I am using a for in Python to populate an array. Currently I iterate over all the elements in the array, and for each index I retrieve some relevant information from another array, and then I perform an operation.

This is the current code

for idx, vertex_color in enumerate(self.vertex_colors):
    coefficients = self.cubic_coefficients[idx*3:(idx*3)+3]

    # Applies cubic regression to obtain regressed mean amplitude
    c[idx] = coefficients[0] * current_beta**2 + coefficients[1] * current_beta + coefficients[2]

But my vector self.vertex_colors is very large, therefore this for loop is my bottle neck. Is there anyway to parallelize or perform with a single command these kind of operations?
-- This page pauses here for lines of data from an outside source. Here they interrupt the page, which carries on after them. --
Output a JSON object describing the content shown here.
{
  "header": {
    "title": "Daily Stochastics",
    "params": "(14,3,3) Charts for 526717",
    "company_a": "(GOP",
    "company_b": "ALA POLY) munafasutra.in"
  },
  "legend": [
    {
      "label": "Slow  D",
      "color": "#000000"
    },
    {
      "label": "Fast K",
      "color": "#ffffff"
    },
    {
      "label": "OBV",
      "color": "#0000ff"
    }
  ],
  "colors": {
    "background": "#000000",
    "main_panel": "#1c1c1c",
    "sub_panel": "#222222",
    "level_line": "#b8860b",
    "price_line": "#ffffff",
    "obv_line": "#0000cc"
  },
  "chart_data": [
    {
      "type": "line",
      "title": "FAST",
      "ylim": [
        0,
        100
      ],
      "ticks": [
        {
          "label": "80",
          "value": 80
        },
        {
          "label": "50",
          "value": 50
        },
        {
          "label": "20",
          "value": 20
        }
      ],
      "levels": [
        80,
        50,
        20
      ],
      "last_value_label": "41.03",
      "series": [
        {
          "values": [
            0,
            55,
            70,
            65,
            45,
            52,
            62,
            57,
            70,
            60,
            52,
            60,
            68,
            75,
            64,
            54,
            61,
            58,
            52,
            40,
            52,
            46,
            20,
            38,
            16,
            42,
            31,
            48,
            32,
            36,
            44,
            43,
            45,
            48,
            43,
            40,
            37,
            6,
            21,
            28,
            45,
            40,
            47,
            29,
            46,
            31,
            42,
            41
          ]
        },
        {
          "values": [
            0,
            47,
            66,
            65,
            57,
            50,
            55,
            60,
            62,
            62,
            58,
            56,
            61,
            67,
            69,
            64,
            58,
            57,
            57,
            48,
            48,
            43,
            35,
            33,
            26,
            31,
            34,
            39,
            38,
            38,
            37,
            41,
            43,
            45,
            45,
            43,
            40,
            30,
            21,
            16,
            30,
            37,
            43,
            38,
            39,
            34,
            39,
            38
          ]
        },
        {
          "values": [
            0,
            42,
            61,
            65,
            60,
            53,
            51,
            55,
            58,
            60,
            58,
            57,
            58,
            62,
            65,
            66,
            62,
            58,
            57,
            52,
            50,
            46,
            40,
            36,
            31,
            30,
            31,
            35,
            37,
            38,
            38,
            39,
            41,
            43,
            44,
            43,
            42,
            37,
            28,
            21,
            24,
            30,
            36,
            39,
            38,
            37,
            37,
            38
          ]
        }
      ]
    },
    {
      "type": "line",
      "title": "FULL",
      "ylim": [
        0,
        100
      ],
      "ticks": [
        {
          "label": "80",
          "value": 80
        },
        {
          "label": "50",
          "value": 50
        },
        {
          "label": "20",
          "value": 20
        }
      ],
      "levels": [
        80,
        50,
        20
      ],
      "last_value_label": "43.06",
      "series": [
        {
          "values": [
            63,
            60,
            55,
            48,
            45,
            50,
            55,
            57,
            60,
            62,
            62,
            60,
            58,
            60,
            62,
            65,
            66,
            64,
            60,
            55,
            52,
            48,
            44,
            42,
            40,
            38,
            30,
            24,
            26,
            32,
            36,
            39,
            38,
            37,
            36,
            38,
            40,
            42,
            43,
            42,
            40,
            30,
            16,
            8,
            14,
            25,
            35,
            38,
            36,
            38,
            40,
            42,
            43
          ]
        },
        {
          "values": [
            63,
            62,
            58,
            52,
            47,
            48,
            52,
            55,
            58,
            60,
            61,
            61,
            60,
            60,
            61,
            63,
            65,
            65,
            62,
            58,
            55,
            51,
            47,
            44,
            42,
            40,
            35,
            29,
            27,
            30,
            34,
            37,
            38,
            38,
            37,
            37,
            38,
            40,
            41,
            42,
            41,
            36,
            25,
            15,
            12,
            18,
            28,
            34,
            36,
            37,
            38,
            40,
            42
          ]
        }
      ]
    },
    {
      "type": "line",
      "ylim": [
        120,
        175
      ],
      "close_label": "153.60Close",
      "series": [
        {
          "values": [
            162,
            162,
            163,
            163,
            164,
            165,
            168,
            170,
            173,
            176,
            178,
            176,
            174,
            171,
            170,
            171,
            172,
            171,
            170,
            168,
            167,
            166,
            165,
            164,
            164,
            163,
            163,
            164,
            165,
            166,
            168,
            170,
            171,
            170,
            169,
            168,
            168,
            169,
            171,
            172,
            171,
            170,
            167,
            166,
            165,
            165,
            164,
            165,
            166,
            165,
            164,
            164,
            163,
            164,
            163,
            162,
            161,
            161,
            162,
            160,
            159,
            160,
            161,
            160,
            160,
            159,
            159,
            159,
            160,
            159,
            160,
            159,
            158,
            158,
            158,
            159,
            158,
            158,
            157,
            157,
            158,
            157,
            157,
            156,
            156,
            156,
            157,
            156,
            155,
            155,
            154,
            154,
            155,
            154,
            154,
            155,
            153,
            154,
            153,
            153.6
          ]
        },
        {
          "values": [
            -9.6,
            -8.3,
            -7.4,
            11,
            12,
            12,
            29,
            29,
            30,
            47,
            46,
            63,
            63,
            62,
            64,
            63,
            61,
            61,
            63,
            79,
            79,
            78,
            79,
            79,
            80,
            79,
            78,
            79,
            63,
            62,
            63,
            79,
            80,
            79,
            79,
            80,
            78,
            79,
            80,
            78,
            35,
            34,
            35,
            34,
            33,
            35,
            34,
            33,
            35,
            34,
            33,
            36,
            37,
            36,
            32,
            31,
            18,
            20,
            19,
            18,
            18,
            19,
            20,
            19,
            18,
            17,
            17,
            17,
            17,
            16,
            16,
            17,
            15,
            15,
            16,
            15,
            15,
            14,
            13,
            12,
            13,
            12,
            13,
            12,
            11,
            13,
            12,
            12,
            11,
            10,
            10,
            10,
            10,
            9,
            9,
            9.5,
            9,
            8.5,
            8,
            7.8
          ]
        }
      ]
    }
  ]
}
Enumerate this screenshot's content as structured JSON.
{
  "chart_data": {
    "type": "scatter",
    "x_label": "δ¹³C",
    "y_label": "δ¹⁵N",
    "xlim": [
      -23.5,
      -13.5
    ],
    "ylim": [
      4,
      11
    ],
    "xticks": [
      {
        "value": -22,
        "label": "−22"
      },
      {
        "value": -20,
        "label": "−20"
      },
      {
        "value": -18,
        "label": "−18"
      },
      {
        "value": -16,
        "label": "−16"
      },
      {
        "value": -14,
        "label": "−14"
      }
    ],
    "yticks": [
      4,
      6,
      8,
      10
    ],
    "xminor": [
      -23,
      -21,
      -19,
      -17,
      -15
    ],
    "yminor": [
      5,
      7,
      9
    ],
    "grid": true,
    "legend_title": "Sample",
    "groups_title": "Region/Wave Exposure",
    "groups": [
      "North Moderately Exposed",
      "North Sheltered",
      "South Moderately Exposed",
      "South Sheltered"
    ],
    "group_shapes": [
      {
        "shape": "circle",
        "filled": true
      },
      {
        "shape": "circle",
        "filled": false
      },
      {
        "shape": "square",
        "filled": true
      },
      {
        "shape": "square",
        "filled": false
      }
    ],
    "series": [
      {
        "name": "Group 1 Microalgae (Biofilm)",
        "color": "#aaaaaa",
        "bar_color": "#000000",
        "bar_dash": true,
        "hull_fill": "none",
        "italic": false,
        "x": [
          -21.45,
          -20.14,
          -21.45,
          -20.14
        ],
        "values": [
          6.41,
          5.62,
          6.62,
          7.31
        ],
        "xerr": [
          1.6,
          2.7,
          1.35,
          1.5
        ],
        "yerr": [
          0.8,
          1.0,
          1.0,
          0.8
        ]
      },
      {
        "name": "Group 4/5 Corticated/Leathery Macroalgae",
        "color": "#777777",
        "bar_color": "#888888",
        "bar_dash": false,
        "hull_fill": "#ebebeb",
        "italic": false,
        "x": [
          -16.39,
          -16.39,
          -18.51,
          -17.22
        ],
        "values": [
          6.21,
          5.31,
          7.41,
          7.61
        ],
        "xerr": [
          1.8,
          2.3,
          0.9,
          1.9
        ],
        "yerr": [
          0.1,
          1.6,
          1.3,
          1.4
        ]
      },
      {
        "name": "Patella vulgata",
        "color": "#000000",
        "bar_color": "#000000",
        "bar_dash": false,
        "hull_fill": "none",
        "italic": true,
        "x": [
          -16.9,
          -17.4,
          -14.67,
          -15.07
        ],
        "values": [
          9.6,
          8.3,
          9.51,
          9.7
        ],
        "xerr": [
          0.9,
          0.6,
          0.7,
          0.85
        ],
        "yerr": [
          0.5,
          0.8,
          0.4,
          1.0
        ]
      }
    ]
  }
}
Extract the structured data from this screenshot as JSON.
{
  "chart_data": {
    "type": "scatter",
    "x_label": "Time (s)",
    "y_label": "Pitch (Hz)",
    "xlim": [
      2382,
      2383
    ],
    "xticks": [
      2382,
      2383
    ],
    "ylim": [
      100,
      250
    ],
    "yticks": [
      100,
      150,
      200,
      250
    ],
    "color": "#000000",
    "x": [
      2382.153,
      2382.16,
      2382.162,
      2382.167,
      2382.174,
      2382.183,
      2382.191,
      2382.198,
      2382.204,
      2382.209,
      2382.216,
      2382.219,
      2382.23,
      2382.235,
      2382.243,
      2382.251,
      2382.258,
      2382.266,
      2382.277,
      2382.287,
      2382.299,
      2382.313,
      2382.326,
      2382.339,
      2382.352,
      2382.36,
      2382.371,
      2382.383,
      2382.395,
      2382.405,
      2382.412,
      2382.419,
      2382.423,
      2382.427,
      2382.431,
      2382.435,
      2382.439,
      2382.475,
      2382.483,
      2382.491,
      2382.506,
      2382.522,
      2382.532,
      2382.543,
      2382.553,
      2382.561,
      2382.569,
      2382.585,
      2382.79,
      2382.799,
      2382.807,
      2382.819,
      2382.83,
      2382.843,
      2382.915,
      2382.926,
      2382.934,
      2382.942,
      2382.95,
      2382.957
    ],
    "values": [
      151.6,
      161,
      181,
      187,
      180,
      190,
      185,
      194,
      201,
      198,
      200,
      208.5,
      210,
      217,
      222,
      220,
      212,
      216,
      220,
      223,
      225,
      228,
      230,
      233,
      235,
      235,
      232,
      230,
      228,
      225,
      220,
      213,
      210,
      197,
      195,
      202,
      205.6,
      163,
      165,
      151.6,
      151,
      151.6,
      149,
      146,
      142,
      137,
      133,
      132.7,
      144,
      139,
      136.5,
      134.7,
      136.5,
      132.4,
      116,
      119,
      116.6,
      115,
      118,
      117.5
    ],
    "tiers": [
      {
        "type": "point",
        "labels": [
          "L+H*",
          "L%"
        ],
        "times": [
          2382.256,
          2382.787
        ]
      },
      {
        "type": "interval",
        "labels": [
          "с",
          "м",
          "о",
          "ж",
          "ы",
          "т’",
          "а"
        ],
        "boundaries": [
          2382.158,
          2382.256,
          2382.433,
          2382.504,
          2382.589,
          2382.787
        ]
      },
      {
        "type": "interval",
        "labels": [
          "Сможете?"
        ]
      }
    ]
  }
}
In a way I want to do what bsxfun does in MATLAB, but for an arbitrary function.


Solution

  • For your specific case you can do without the loop in this way if coefficients is a numpy.array.

    import numpy
    
    coefficients = numpy.array([1, 2, 3, 1, 2, 3])
    current_beta = 1
    c = (coefficients[0::3] * current_beta**2 
         + coefficients[1::3] * current_beta 
         + coefficients[2::3])
    

    This will work for any length of coefficients. The syntax used for the slicing here basically starts at the point and then takes every 3rd element.